View on Semantic Scholar

Summary

The paper presents a novel self-alignment technique (ISARA) that uses <100 seed samples to iteratively fine-tune LLMs without human instructions.
It employs retrieval-augmented in-context learning to generate quality training samples, ensuring robust domain generalization and improved safety.
Experimental results on LLaMA-7B and LLaMA-2-7B confirm ISARA's superior instruction-following and utility preservation capabilities.

Human-Instruction-Free LLM Self-Alignment with Limited Samples

Introduction

The complexities involved in aligning LLMs with human values often entail significant human involvement and large datasets. Existing techniques usually require extensive human-annotated data, making the process time-consuming and labor-intensive. The paper "Human-Instruction-Free LLM Self-Alignment with Limited Samples" addresses these challenges by introducing a novel method, ISARA, that minimizes human input and utilizes limited samples (<100), thereby efficiently self-aligning LLMs to new domains without external instructions or reward models.

Methodology

ISARA, which stands for Iterative Self-Alignment with Retrieval-Augmented In-context Learning, operates with minimal initial human inputs, leveraging a few seed samples from the target domain. The algorithm iteratively fine-tunes the LLM on samples it generates itself, driven by a retrieval-augmented in-context learning process. This approach permits continuous self-improvement.

Figure 1: Overview of ISARA. The only input is a few seed examples (e.g., < 100) from the target domain. We align the LLM iteratively, alternating between fine-tuning the LLM on self-generated samples (from retrieval-augmented ICL) and using the aligned LLM to generate new samples used to further align itself.

The process begins by retrieving high-quality samples relative to the target domain, using them as in-context learning (ICL) examples to produce additional samples. These self-generated samples are then used to iteratively fine-tune the LLM. This system not only reduces the need for human intervention but also enables the model to generalize effectively across different domains.

Experimental Results

Domain Generalization

ISARA demonstrates robust capabilities in domain generalization. Evaluated on LLaMA-7B, the algorithm displays significant improvements as shown in iterative assessments, with the 0th iteration reflecting the pre-trained model performance.

Figure 2: Domain generalization evaluation of ISARA on LLaMA-7B. For ISARA, iteration 0 corresponds to the pretrained model.

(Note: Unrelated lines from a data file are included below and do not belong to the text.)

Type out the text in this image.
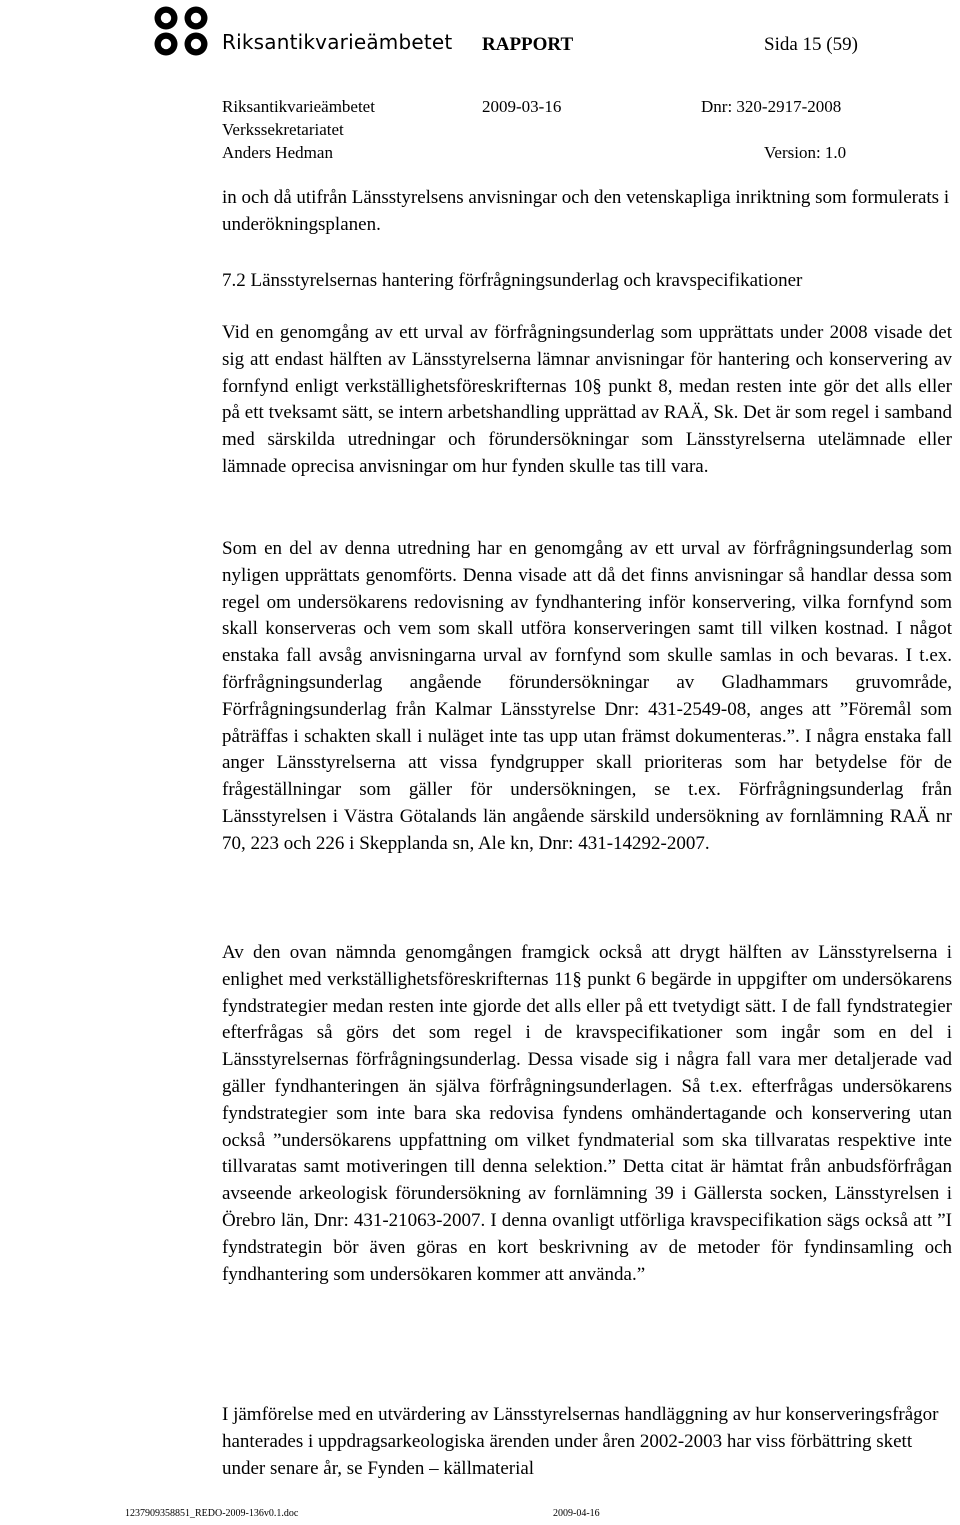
Riksantikvarieämbetet RAPPORT	Sida 15 (59)
Riksantikvarieämbetet	2009-03-16	Dnr: 320-2917-2008
Verkssekretariatet
Anders Hedman	Version: 1.0

in och då utifrån Länsstyrelsens anvisningar och den vetenskapliga inriktning som formulerats i underökningsplanen.

7.2 Länsstyrelsernas hantering förfrågningsunderlag och kravspecifikationer

Vid en genomgång av ett urval av förfrågningsunderlag som upprättats under 2008 visade det sig att endast hälften av Länsstyrelserna lämnar anvisningar för hantering och konservering av fornfynd enligt verkställighetsföreskrifternas 10§ punkt 8, medan resten inte gör det alls eller på ett tveksamt sätt, se intern arbetshandling upprättad av RAÄ, Sk. Det är som regel i samband med särskilda utredningar och förundersökningar som Länsstyrelserna utelämnade eller lämnade oprecisa anvisningar om hur fynden skulle tas till vara.

Som en del av denna utredning har en genomgång av ett urval av förfrågningsunderlag som nyligen upprättats genomförts. Denna visade att då det finns anvisningar så handlar dessa som regel om undersökarens redovisning av fyndhantering inför konservering, vilka fornfynd som skall konserveras och vem som skall utföra konserveringen samt till vilken kostnad. I något enstaka fall avsåg anvisningarna urval av fornfynd som skulle samlas in och bevaras. I t.ex. förfrågningsunderlag angående förundersökningar av Gladhammars gruvområde, Förfrågningsunderlag från Kalmar Länsstyrelse Dnr: 431-2549-08, anges att ”Föremål som påträffas i schakten skall i nuläget inte tas upp utan främst dokumenteras.”. I några enstaka fall anger Länsstyrelserna att vissa fyndgrupper skall prioriteras som har betydelse för de frågeställningar som gäller för undersökningen, se t.ex. Förfrågningsunderlag från Länsstyrelsen i Västra Götalands län angående särskild undersökning av fornlämning RAÄ nr 70, 223 och 226 i Skepplanda sn, Ale kn, Dnr: 431-14292-2007.

Av den ovan nämnda genomgången framgick också att drygt hälften av Länsstyrelserna i enlighet med verkställighetsföreskrifternas 11§ punkt 6 begärde in uppgifter om undersökarens fyndstrategier medan resten inte gjorde det alls eller på ett tvetydigt sätt. I de fall fyndstrategier efterfrågas så görs det som regel i de kravspecifikationer som ingår som en del i Länsstyrelsernas förfrågningsunderlag. Dessa visade sig i några fall vara mer detaljerade vad gäller fyndhanteringen än själva förfrågningsunderlagen. Så t.ex. efterfrågas undersökarens fyndstrategier som inte bara ska redovisa fyndens omhändertagande och konservering utan också ”undersökarens uppfattning om vilket fyndmaterial som ska tillvaratas respektive inte tillvaratas samt motiveringen till denna selektion.” Detta citat är hämtat från anbudsförfrågan avseende arkeologisk förundersökning av fornlämning 39 i Gällersta socken, Länsstyrelsen i Örebro län, Dnr: 431-21063-2007. I denna ovanligt utförliga kravspecifikation sägs också att ”I fyndstrategin bör även göras en kort beskrivning av de metoder för fyndinsamling och fyndhantering som undersökaren kommer att använda.”

I jämförelse med en utvärdering av Länsstyrelsernas handläggning av hur konserveringsfrågor hanterades i uppdragsarkeologiska ärenden under åren 2002-2003 har viss förbättring skett under senare år, se Fynden – källmaterial

1237909358851_REDO-2009-136v0.1.doc	2009-04-16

The paper notably highlights the scalability of ISARA, emphasizing its capacity to adapt to diverse domains without manual crafting of domain-specific instructions or principles. This flexibility underscores the algorithm's utility in a variety of applications.

Safety and Utility

In safety alignment tasks, utility evaluation is a major concern. ISARA's alignment process was scrutinized for its ability to retain utility while enhancing harmlessness. It showed noteworthy performance in balancing these aspects, ensuring that content remains helpful without incurring unnecessary risks.

Figure 3: Utility evaluation for safety alignment.

Instruction-Following

ISARA's proficiency in instruction-following was gauged against other models, including LLaMA-2-7B, using instruction-following benchmarks like Alpaca-Eval. It achieved superior outcomes and a high win-rate percentage, indicating its robust instruction comprehension and execution capabilities.

Figure 4: Performance of ISARA in instruction-following alignment on LLaMA-7B and LLaMA-2-7B. We calculate the winning rate of ISARA against the other methods with GPT-4 as the judge.

Conclusion

ISARA presents a highly efficient, scalable mechanism for aligning LLMs with limited samples and minimal human involvement. Through iterative self-alignment frameworks, it harnesses the potential for continuous improvement, domain adaptability, and effective instruction-following. Future iterations could explore further optimization of retrieval functions and their impact on generated sample quality, thereby enhancing the refinement and generalization of LLMs in even broader applications.